İşte, böyle bir ortamda çocukluğu ve gençliği geçtiği için, dînî konularda çok zayıf yetişiyor. Ancak olgunluk çağında Kur’an’ı ve fıkhî bilgileri öğrenebiliyor.

 

   ELEKTRİK SANRALI

Afyon’a elektrik 1928 yılında geliyor. Bolvadin’e ise, bundan on yıl sonra, Belediye Başkanı Hasan Gemici zamanında geliyor. Şimdiki “TEK” binasının olduğu yerde kömür ile çalışan buharlı motorlarla başlıyor.

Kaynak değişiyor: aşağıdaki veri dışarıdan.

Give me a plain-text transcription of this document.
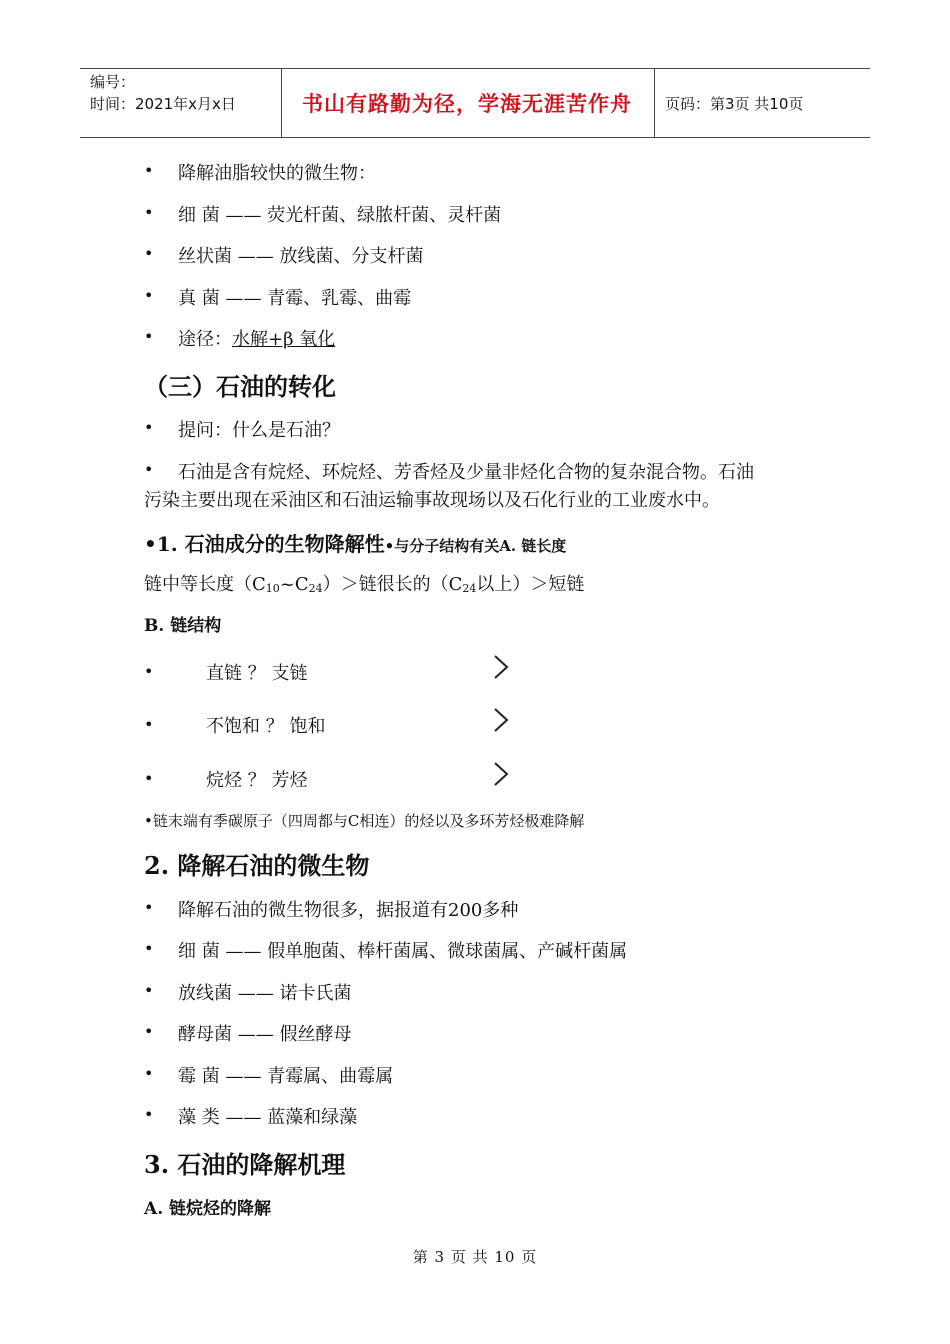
编号：
时间：2021年x月x日	书山有路勤为径，学海无涯苦作舟	页码：第3页 共10页
• 降解油脂较快的微生物：
• 细 菌 —— 荧光杆菌、绿脓杆菌、灵杆菌
• 丝状菌 —— 放线菌、分支杆菌
• 真 菌 —— 青霉、乳霉、曲霉
• 途径：水解+β 氧化
（三）石油的转化
• 提问：什么是石油？
• 石油是含有烷烃、环烷烃、芳香烃及少量非烃化合物的复杂混合物。石油
污染主要出现在采油区和石油运输事故现场以及石化行业的工业废水中。
•1. 石油成分的生物降解性•与分子结构有关A. 链长度
链中等长度$(C_{10}\sim C_{24})>$链很长的（$C_{24}$以上）＞短链
B. 链结构
•	直链 ？ 支链
•	不饱和 ？ 饱和
•	烷烃 ？ 芳烃
•链末端有季碳原子（四周都与C相连）的烃以及多环芳烃极难降解
2. 降解石油的微生物
• 降解石油的微生物很多，据报道有200多种
• 细 菌 —— 假单胞菌、棒杆菌属、微球菌属、产碱杆菌属
• 放线菌 —— 诺卡氏菌
• 酵母菌 —— 假丝酵母
• 霉 菌 —— 青霉属、曲霉属
• 藻 类 —— 蓝藻和绿藻
3. 石油的降解机理
A. 链烷烃的降解
第 3 页 共 10 页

Günde iki saat belirli yerlere elektrik verilebiliyor. Daha sonra mazotla çalışan büyük motorlar getiriliyor. Direkler dâhil bütün tesisatı Almanlar kuruyor. Rüzgârla sönmeyen, is çıkarmayan, yakmak için gazyağı ve kibrit gerektirmeyen elektriğin nimetlerinden, herkes faydalanmak istiyor ama nerede o para…

Yıl 1938…Yaz günü… Küçük Abdurrahim arkadaşlarıyla sokakta oynamaktadır. Babası öleli iki ay olmuş. Evleri, santrala yakın. Merak edip işçilerin yanına gidiyor. Yerde, uzatılıp kıvrılmış, yandan birbirine monte edilecek dört tane boru var. İçine ancak bir çocuğun girebileceği kalınlıkta…Oradan, Türkçe bilen bir Alman teknisyen, çocukların birinin içine girmesini istiyor. Çocuk, borunun içine girip elindeki somunları delikten uzatacak, dışarıdaki de cıvatalayacak. Diğer çocuklar korkuyor, giremiyor. Abdurrahim girmeyi kabul ediyor ve zorlukla bütün somunları delikten dışarıya uzatıyor. Kan-ter içinde borudan çıkınca herkes bunu alkışlıyor. Alman teknisyen buna 50 kuruş veriyor. Bir amelenin günlüğüne denk gelen bir para… Ertesi gün tekrar aynı işi yapmak üzere gidiyor. O gün de 50 kuruş veriyor. Üçüncü gün, son boruyu da civataladıktan sonra, Alman buna 150 kuruş veriyor. Toplam 250 kuruşu oluyor. İlk para kazanmanın mutluluğunu yaşıyor. Bu paranın bir miktarıyla ayağına güzel bir ayakkabı alıyor.“En hayırlı ve tatlı kazanç; insanın el emeği, alın teri ile kazandığı rızıktır.”

 

   MEKTEP

Yeni adıyla okul…İlmin irfanın öğretildiği yer…Okumak: Eşref-i mahlûkâtın üzerine farz olan emir…Cumhuriyet’in ilk yıllarında okuma oranı çok düşüktü. Politik oyunlar ve ekonomik zorluklar, bağnazlık, kişilerin okumasına engel oluyordu. Okumak isteyip de imkânı olmayan okuyamıyor, imkânı olan da: “Gavırmettabına gidip de ne yapacaksın!”, diye engelleniyor. Bazı anne-babalar da, çocuğun okula gitmemesi için kapıya bekçi geldiğinde çocuğunu saklıyordu. Toplum, böyle geri düşünce ve taassup içinde idi.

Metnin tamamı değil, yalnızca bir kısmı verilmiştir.